Given two sorted integer arrays nums1 and nums2, merge nums2 into nums1 as one sorted array.

The number of elements initialized in nums1 and nums2 are m and n respectively. You may assume that nums1 has enough space (size that is equal to m + n) to hold additional elements from nums2.

Example 1:

Input: nums1 = [1,2,3,0,0,0], m = 3 nums2 = [2,5,6], n = 3

Output: [1,2,2,3,5,6]

Example 2:

Input: nums1 = [1], m = 1 nums2 = [], n = 0

Output: [1]

Steps:

1. Initialization: We'll use three pointers: p1 pointing to the last element of nums1 (index m-1), p2 pointing to the last element of nums2 (index n-1), and p pointing to the last position of the merged array (index m+n-1).

2. Comparison and Placement: Compare the elements at nums1[p1] and nums2[p2]. The larger element is placed at nums1[p]. Decrement the pointer of the larger element and p.
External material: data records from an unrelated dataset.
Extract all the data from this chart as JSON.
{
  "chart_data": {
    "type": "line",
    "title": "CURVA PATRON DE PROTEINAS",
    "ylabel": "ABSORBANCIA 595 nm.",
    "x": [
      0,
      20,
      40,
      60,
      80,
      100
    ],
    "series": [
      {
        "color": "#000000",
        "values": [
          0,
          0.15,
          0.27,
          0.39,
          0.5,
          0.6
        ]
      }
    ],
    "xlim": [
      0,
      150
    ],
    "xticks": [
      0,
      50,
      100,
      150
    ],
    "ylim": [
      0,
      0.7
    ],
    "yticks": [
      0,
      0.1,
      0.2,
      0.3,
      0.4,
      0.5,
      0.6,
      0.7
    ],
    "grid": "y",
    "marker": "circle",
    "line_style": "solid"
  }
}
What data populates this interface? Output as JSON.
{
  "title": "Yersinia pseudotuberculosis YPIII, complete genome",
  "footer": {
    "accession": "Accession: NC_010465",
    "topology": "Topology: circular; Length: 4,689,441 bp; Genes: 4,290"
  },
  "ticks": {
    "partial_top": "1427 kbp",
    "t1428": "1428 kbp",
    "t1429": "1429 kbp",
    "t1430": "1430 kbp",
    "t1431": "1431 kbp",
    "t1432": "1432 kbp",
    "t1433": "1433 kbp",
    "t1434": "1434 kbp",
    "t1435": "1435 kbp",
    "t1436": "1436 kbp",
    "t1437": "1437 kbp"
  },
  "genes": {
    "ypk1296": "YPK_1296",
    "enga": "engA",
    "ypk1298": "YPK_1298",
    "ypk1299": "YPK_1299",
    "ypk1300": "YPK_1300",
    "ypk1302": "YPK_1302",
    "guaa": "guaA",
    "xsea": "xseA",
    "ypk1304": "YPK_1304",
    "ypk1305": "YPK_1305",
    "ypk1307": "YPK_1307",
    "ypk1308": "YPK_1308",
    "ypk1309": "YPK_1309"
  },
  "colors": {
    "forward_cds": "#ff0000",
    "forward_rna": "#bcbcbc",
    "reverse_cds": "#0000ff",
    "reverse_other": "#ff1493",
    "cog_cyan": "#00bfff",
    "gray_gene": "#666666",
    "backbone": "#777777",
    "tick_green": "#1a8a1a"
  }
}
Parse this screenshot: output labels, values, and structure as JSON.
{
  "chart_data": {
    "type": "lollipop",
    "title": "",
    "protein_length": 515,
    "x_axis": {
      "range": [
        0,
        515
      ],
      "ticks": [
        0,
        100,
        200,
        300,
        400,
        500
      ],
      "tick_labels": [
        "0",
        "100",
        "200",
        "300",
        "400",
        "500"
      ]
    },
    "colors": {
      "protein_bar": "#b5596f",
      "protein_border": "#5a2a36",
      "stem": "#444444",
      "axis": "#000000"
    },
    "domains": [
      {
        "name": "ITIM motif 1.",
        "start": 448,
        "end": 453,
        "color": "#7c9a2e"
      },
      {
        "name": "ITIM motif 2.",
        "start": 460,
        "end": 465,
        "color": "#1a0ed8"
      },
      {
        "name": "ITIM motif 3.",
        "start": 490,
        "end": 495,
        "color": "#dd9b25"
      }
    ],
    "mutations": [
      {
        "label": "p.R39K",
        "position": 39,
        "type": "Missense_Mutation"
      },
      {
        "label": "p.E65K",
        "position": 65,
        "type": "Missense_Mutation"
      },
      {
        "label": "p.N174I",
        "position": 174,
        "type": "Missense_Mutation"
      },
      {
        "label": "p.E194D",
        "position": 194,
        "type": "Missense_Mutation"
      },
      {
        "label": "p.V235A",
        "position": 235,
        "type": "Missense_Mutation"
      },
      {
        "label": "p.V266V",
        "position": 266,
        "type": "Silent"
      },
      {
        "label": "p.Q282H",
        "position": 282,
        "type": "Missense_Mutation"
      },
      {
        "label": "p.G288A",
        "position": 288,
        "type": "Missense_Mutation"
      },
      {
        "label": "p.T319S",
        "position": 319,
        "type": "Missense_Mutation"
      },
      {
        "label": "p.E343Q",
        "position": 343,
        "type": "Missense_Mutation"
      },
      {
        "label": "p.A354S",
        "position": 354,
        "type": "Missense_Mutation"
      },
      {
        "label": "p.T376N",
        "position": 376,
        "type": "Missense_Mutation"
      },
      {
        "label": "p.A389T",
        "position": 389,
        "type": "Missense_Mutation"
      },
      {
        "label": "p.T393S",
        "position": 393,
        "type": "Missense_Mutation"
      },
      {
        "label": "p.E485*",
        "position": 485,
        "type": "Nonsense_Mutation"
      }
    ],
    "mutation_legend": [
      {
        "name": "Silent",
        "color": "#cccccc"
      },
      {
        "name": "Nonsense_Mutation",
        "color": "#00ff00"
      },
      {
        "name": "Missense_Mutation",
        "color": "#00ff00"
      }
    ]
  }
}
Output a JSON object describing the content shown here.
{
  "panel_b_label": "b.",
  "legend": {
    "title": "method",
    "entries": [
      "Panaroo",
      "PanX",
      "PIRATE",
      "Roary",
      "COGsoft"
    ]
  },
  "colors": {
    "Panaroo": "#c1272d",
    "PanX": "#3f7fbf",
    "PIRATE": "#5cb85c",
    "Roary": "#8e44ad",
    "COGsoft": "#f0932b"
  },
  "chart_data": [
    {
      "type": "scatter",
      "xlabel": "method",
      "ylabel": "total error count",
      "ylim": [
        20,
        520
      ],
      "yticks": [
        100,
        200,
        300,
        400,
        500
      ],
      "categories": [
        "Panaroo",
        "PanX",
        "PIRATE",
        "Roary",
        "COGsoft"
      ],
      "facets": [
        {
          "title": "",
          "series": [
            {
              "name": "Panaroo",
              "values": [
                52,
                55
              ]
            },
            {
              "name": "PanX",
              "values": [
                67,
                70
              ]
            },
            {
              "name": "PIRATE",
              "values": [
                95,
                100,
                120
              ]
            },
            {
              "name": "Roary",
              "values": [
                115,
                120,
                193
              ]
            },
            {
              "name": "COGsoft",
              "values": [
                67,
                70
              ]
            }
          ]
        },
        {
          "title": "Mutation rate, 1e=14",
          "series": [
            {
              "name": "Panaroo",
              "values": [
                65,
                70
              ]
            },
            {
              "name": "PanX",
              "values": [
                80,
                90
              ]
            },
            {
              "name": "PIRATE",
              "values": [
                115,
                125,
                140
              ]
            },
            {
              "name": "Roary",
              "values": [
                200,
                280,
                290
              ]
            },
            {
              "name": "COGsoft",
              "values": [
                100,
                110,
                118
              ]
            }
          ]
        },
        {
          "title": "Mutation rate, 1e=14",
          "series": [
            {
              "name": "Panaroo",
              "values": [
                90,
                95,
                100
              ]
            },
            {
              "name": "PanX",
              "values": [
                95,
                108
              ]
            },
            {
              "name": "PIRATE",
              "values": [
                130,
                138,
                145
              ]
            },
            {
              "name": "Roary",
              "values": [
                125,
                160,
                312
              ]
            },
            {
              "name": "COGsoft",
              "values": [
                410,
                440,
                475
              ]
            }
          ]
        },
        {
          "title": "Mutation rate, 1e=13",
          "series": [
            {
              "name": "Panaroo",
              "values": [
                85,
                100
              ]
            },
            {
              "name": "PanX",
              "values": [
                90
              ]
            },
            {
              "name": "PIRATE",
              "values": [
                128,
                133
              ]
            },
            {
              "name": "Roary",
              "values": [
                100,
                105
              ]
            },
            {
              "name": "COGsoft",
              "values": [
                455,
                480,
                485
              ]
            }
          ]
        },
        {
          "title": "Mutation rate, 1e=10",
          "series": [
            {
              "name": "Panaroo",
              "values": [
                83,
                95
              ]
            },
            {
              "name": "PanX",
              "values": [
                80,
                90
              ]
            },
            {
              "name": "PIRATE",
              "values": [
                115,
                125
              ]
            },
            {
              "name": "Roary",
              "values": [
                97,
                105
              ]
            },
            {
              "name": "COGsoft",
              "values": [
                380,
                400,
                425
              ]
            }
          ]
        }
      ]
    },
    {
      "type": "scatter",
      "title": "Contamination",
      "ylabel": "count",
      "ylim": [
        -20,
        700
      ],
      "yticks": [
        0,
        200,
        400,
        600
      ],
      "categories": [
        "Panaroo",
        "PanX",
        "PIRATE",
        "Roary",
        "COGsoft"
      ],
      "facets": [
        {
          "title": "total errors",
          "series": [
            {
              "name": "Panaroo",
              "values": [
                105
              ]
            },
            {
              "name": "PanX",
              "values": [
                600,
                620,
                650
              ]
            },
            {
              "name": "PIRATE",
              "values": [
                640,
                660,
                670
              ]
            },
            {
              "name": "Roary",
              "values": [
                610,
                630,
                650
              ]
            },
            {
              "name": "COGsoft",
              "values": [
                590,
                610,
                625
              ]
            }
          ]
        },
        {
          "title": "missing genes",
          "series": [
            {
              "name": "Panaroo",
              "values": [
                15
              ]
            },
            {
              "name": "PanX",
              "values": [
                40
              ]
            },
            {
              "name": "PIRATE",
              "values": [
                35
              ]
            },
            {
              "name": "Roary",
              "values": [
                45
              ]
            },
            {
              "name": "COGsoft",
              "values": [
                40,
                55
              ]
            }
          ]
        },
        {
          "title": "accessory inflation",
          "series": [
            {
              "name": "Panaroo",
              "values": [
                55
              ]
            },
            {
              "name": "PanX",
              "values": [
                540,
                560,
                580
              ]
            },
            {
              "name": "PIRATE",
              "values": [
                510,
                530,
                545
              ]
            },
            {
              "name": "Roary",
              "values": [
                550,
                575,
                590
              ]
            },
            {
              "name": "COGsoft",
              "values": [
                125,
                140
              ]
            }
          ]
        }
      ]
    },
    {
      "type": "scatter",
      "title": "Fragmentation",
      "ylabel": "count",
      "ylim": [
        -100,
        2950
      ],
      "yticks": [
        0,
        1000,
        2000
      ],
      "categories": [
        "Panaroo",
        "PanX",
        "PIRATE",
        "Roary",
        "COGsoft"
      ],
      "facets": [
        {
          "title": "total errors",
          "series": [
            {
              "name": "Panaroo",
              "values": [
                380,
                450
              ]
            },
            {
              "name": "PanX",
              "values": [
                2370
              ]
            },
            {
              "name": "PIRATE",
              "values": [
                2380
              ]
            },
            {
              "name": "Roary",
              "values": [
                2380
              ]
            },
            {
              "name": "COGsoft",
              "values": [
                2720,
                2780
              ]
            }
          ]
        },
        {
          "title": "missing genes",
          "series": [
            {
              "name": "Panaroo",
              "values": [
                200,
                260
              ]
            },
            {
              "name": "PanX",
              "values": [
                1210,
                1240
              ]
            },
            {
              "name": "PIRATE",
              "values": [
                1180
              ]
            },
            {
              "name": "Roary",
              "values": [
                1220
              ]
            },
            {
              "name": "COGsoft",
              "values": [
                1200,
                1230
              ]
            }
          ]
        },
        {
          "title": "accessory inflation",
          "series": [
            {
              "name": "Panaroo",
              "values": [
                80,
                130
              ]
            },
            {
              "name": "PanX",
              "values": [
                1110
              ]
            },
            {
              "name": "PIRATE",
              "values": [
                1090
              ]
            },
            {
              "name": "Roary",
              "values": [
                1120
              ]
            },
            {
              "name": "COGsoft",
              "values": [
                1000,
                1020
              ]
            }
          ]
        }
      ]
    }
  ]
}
3. Handling Remaining Elements: Once one of the pointers p1 or p2 reaches the beginning of its array, copy the remaining elements from the other array to nums1.

Explanation:

The algorithm works by iteratively comparing the last elements of the two sorted arrays. The larger element is placed at the end of the merged array (nums1). This process continues until one of the arrays is exhausted. The remaining elements from the other array are then copied directly into nums1. This approach ensures that the resulting array nums1 is sorted in descending order from the end. After the merging process, the sorted array will be in nums1 from index 0 to m+n-1.

Code:

class Solution {
    public void merge(int[] nums1, int m, int[] nums2, int n) {
        int p1 = m - 1; // Pointer for nums1
        int p2 = n - 1; // Pointer for nums2
        int p = m + n - 1; // Pointer for merged array

        // Compare and merge elements from the end
        while (p1 >= 0 && p2 >= 0) {
            if (nums1[p1] > nums2[p2]) {
                nums1[p] = nums1[p1];
                p1--;
            } else {
                nums1[p] = nums2[p2];
                p2--;
            }
            p--;
        }

        // Copy remaining elements from nums2 if any
        while (p2 >= 0) {
            nums1[p] = nums2[p2];
            p2--;
            p--;
        }
    }
}

Complexity:

• Time Complexity: O(m + n). We iterate through nums1 and nums2 at most once.
• Space Complexity: O(1). We are using only a constant number of extra variables (pointers). No additional arrays are created.